Admittedly, these are all secondhand accounts, and I haven’t seen videos of any of these behaviors. However, none of it sounds implausible to me. I’ve been burned by RL too many times to believe otherwise…I’ve taken to imagining deep RL as a demon that’s deliberately misinterpreting your reward and actively searching for the laziest possible local optima. It’s a bit ridiculous, but I’ve found it’s actually a productive mindset to have.
Chrabaszcz et al 2018: an evolutionary strategies RL in the ALE game Q*bert finds that it can steadily earn points by committing ‘suicide’ to lure an enemy into following it; more interestingly, it also discovers what appears to be a previously unknown bug where a sequence of jumps will, semi-randomly, permanently force the game into a state where the entire level begins flashing and the score increases rapidly & indefinitely until the game is reset (video)
Lapuschkin et al 2019 notes a borderline case in the ALE pinball game where the ‘nudge’ ability is unlimited (unlike all real pinball machines) and a DQN can learn to score arbitrarily by the ball budging over a switch repeatedly:
The second showcase example studies neural network models (see Figure 5 for the network architecture) trained to play Atari games, here Pinball.

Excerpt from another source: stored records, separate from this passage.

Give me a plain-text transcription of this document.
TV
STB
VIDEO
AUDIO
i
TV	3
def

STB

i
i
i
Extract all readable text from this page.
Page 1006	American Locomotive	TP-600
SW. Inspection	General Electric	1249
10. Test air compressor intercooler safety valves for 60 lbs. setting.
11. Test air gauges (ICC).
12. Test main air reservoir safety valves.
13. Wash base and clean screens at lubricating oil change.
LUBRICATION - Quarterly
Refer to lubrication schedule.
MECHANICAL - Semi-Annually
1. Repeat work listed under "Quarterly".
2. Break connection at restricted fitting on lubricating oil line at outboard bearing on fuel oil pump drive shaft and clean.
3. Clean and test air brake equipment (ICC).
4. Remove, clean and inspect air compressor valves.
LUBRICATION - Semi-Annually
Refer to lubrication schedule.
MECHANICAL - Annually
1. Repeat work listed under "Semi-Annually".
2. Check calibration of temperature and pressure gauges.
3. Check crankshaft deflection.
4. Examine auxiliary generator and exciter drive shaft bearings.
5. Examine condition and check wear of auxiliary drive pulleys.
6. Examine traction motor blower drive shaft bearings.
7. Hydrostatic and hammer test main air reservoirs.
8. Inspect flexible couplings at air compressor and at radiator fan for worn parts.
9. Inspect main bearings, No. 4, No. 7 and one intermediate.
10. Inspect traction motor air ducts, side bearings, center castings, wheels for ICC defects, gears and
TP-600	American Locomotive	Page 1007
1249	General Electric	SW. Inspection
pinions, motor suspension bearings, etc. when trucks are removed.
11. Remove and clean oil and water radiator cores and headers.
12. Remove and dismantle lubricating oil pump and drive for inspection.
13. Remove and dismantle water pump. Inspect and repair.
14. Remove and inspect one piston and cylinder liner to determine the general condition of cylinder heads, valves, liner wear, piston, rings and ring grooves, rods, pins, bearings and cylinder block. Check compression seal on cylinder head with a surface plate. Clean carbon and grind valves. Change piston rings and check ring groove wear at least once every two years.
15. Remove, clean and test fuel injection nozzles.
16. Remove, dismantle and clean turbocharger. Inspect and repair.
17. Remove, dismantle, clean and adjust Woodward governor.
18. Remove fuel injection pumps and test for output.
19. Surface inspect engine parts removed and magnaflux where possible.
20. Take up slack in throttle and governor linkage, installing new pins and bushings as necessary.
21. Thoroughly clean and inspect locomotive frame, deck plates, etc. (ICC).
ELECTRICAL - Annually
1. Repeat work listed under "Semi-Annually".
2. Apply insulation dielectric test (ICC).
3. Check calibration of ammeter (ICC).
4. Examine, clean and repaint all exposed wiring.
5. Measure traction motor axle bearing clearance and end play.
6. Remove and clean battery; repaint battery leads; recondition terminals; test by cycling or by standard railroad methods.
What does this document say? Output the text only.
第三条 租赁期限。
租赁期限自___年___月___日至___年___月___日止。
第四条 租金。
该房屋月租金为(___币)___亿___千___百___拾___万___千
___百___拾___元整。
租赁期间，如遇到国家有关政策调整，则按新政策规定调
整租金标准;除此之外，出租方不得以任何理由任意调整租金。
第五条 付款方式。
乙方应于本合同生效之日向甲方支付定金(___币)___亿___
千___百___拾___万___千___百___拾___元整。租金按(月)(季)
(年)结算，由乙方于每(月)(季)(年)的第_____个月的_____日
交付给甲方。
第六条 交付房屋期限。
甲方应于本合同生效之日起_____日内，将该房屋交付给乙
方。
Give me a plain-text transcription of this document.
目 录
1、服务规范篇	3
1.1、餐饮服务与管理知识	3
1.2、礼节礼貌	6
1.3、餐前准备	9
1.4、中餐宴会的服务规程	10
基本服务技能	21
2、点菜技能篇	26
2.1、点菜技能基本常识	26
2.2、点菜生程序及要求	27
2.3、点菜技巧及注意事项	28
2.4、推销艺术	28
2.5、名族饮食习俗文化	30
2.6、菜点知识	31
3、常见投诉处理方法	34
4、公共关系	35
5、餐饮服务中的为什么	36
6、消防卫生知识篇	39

As shown in , the DNN achieves excellent results beyond human performance. Like for the previous example, we construct LRP heatmaps to visualize the DNN’s decision behavior in terms of pixels of the pinball game. Interestingly, after extensive training, the heatmaps become focused on few pixels representing high-scoring switches and loose track of the flippers. A subsequent inspection of the games in which these particular LRP heatmaps occur, reveals that DNN agent firstly moves the ball into the vicinity of a high-scoring switch without using the flippers at all, then, secondly, “nudges” the virtual pinball table such that the ball infinitely triggers the switch by passing over it back and forth,without causing a tilt of the pinball table (see Figure 2b and Figure 6 for the heatmaps showing this point, and also Supplementary Video 1). Here, the model has learned to abuse the “nudging” threshold implemented through the tilting mechanism in the Atari Pinball software. From a pure game scoring perspective, it is indeed a rational choice to exploit any game mechanism that is available. In a real pinball game, however, the player would go likely bust since the pinball machinery is programmed to tilt after a few strong movements of the whole physical machine.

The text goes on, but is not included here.